2. Receiver advises that Receiver holds receivership estate administrative funds in the amount of $104,706.24, which relate to the operating and savings accounts, and requests instructions regarding disbursement of same.
3. APU requests clarification regarding who will take over operating SCCD and the subject property after Receiver is discharged.
4. APU requests that a mechanism to safeguard its interest in the subject property be fashioned.
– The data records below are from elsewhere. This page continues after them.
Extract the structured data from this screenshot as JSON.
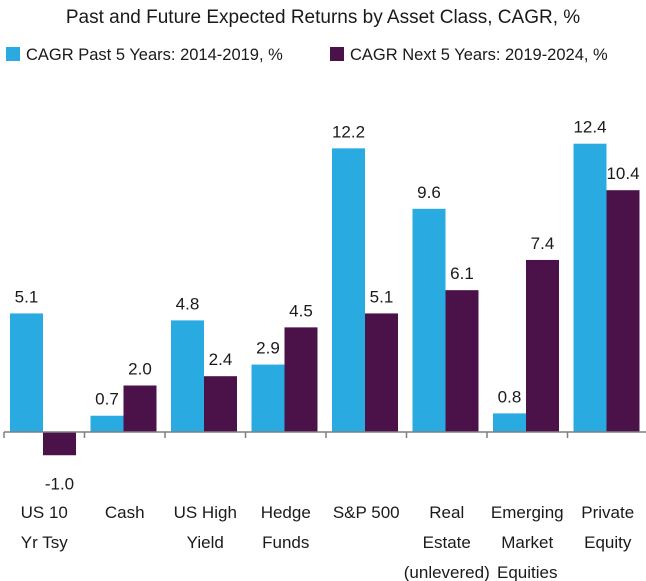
{
  "chart_data": {
    "type": "bar",
    "title": "Past and Future Expected Returns by Asset Class, CAGR, %",
    "categories": [
      [
        "US 10",
        "Yr Tsy"
      ],
      [
        "Cash"
      ],
      [
        "US High",
        "Yield"
      ],
      [
        "Hedge",
        "Funds"
      ],
      [
        "S&P 500"
      ],
      [
        "Real",
        "Estate",
        "(unlevered)"
      ],
      [
        "Emerging",
        "Market",
        "Equities"
      ],
      [
        "Private",
        "Equity"
      ]
    ],
    "series": [
      {
        "name": "CAGR Past 5 Years: 2014-2019, %",
        "color": "#29ABE2",
        "values": [
          5.1,
          0.7,
          4.8,
          2.9,
          12.2,
          9.6,
          0.8,
          12.4
        ],
        "labels": [
          "5.1",
          "0.7",
          "4.8",
          "2.9",
          "12.2",
          "9.6",
          "0.8",
          "12.4"
        ]
      },
      {
        "name": "CAGR Next 5 Years: 2019-2024, %",
        "color": "#4A1248",
        "values": [
          -1.0,
          2.0,
          2.4,
          4.5,
          5.1,
          6.1,
          7.4,
          10.4
        ],
        "labels": [
          "-1.0",
          "2.0",
          "2.4",
          "4.5",
          "5.1",
          "6.1",
          "7.4",
          "10.4"
        ]
      }
    ],
    "ylim": [
      -1.5,
      12.4
    ],
    "xlabel": "",
    "ylabel": "",
    "grid": false,
    "legend_position": "top"
  }
}
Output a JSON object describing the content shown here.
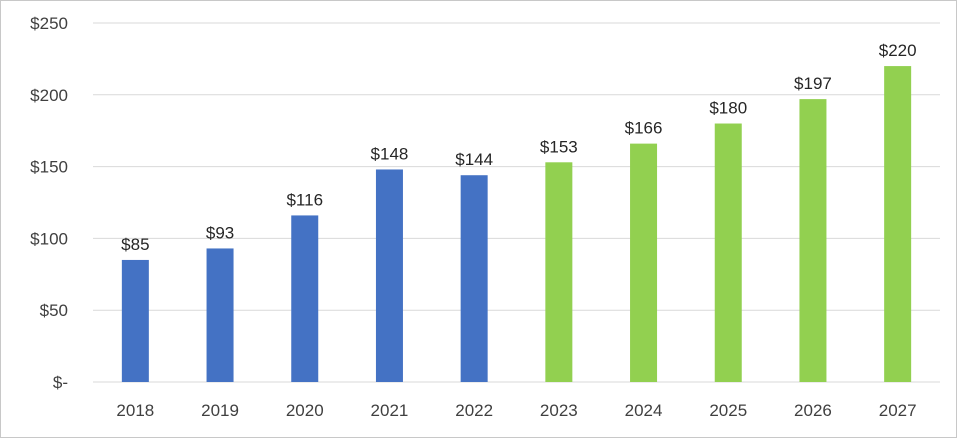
{
  "chart_data": {
    "type": "bar",
    "title": "",
    "xlabel": "",
    "ylabel": "",
    "categories": [
      "2018",
      "2019",
      "2020",
      "2021",
      "2022",
      "2023",
      "2024",
      "2025",
      "2026",
      "2027"
    ],
    "values": [
      85,
      93,
      116,
      148,
      144,
      153,
      166,
      180,
      197,
      220
    ],
    "value_labels": [
      "$85",
      "$93",
      "$116",
      "$148",
      "$144",
      "$153",
      "$166",
      "$180",
      "$197",
      "$220"
    ],
    "bar_kind": [
      "actual",
      "actual",
      "actual",
      "actual",
      "actual",
      "projected",
      "projected",
      "projected",
      "projected",
      "projected"
    ],
    "ylim": [
      0,
      250
    ],
    "yticks": [
      0,
      50,
      100,
      150,
      200,
      250
    ],
    "ytick_labels": [
      "$-",
      "$50",
      "$100",
      "$150",
      "$200",
      "$250"
    ],
    "grid": true,
    "legend": "none",
    "colors": {
      "actual": "#4472c4",
      "projected": "#92d050",
      "grid": "#d9d9d9"
    }
  }
}
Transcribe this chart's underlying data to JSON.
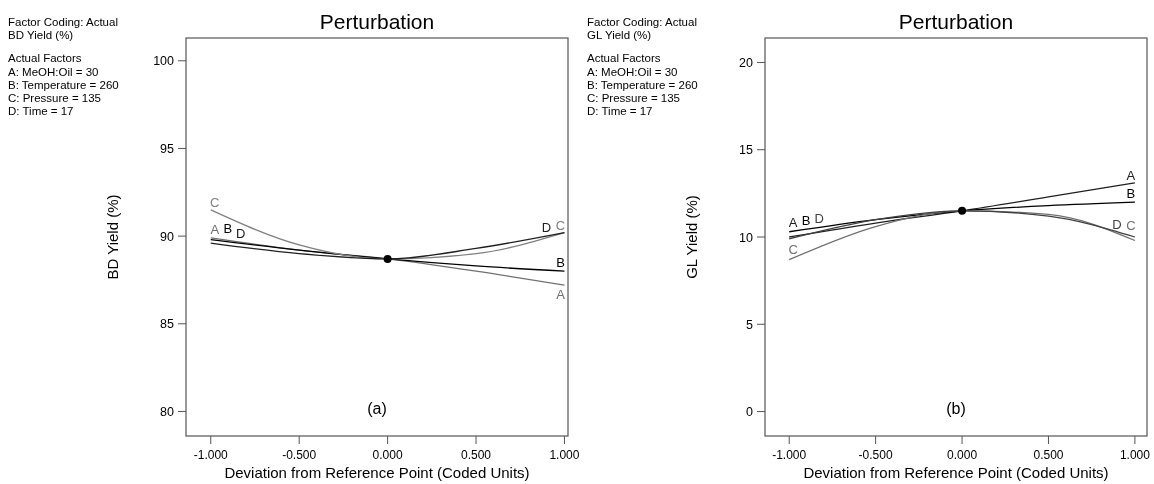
{
  "chart_data": [
    {
      "type": "line",
      "title": "Perturbation",
      "xlabel": "Deviation from Reference Point (Coded Units)",
      "ylabel": "BD Yield  (%)",
      "annotations": [
        "Factor Coding: Actual",
        "BD Yield  (%)",
        "Actual Factors",
        "A: MeOH:Oil = 30",
        "B: Temperature = 260",
        "C: Pressure = 135",
        "D: Time = 17",
        "(a)"
      ],
      "x": [
        -1,
        -0.5,
        0,
        0.5,
        1
      ],
      "xlim": [
        -1.14,
        1.02
      ],
      "ylim": [
        78.6,
        101.3
      ],
      "xticks": [
        {
          "value": -1,
          "label": "-1.000"
        },
        {
          "value": -0.5,
          "label": "-0.500"
        },
        {
          "value": 0,
          "label": "0.000"
        },
        {
          "value": 0.5,
          "label": "0.500"
        },
        {
          "value": 1,
          "label": "1.000"
        }
      ],
      "yticks": [
        80,
        85,
        90,
        95,
        100
      ],
      "grid": false,
      "series": [
        {
          "name": "A",
          "color": "#707070",
          "values": [
            89.9,
            89.2,
            88.7,
            88.0,
            87.2
          ]
        },
        {
          "name": "B",
          "color": "#000000",
          "values": [
            89.8,
            89.2,
            88.7,
            88.3,
            88.0
          ]
        },
        {
          "name": "C",
          "color": "#808080",
          "values": [
            91.5,
            89.5,
            88.7,
            89.0,
            90.2
          ]
        },
        {
          "name": "D",
          "color": "#202020",
          "values": [
            89.6,
            89.0,
            88.7,
            89.3,
            90.2
          ]
        },
        {
          "type": "scatter",
          "color": "#000000",
          "x": [
            0
          ],
          "values": [
            88.7
          ]
        }
      ]
    },
    {
      "type": "line",
      "title": "Perturbation",
      "xlabel": "Deviation from Reference Point (Coded Units)",
      "ylabel": "GL Yield (%)",
      "annotations": [
        "Factor Coding: Actual",
        "GL Yield (%)",
        "Actual Factors",
        "A: MeOH:Oil = 30",
        "B: Temperature = 260",
        "C: Pressure = 135",
        "D: Time = 17",
        "(b)"
      ],
      "x": [
        -1,
        -0.5,
        0,
        0.5,
        1
      ],
      "xlim": [
        -1.14,
        1.07
      ],
      "ylim": [
        -1.4,
        21.4
      ],
      "xticks": [
        {
          "value": -1,
          "label": "-1.000"
        },
        {
          "value": -0.5,
          "label": "-0.500"
        },
        {
          "value": 0,
          "label": "0.000"
        },
        {
          "value": 0.5,
          "label": "0.500"
        },
        {
          "value": 1,
          "label": "1.000"
        }
      ],
      "yticks": [
        0,
        5,
        10,
        15,
        20
      ],
      "grid": false,
      "series": [
        {
          "name": "A",
          "color": "#202020",
          "values": [
            10.0,
            10.8,
            11.5,
            12.3,
            13.1
          ]
        },
        {
          "name": "B",
          "color": "#000000",
          "values": [
            10.3,
            11.0,
            11.5,
            11.8,
            12.0
          ]
        },
        {
          "name": "C",
          "color": "#707070",
          "values": [
            8.7,
            10.6,
            11.5,
            11.3,
            9.8
          ]
        },
        {
          "name": "D",
          "color": "#404040",
          "values": [
            9.9,
            11.0,
            11.5,
            11.2,
            10.0
          ]
        },
        {
          "type": "scatter",
          "color": "#000000",
          "x": [
            0
          ],
          "values": [
            11.5
          ]
        }
      ]
    }
  ]
}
[1] The motion was filed July 5, 2019 and originally set for hearing on October 15, 2019. On August 1, 2019, an Order to Show Cause Re: Dismissal (Settlement) was held; at that time, per the request of defendant, the hearing on the motion for order terminating receivership scheduled for October 15, 2019 was advanced to August 1, 2019 and continued to September 6, 2019, with defendant’s counsel to provide notice. On August 23, 2019, Receiver’s counsel filed a first supplement to the motion, which listed the September 6, 2019 hearing date. However, on August 23, 2019, APU filed a response, advising therein, in part, that APU did not receive notice of the September 6, 2019 hearing date “until this week. . .” (Response, 1:25-27).
[2] Case No. KC066326 was dismissed, with prejudice, on September 29, 2015.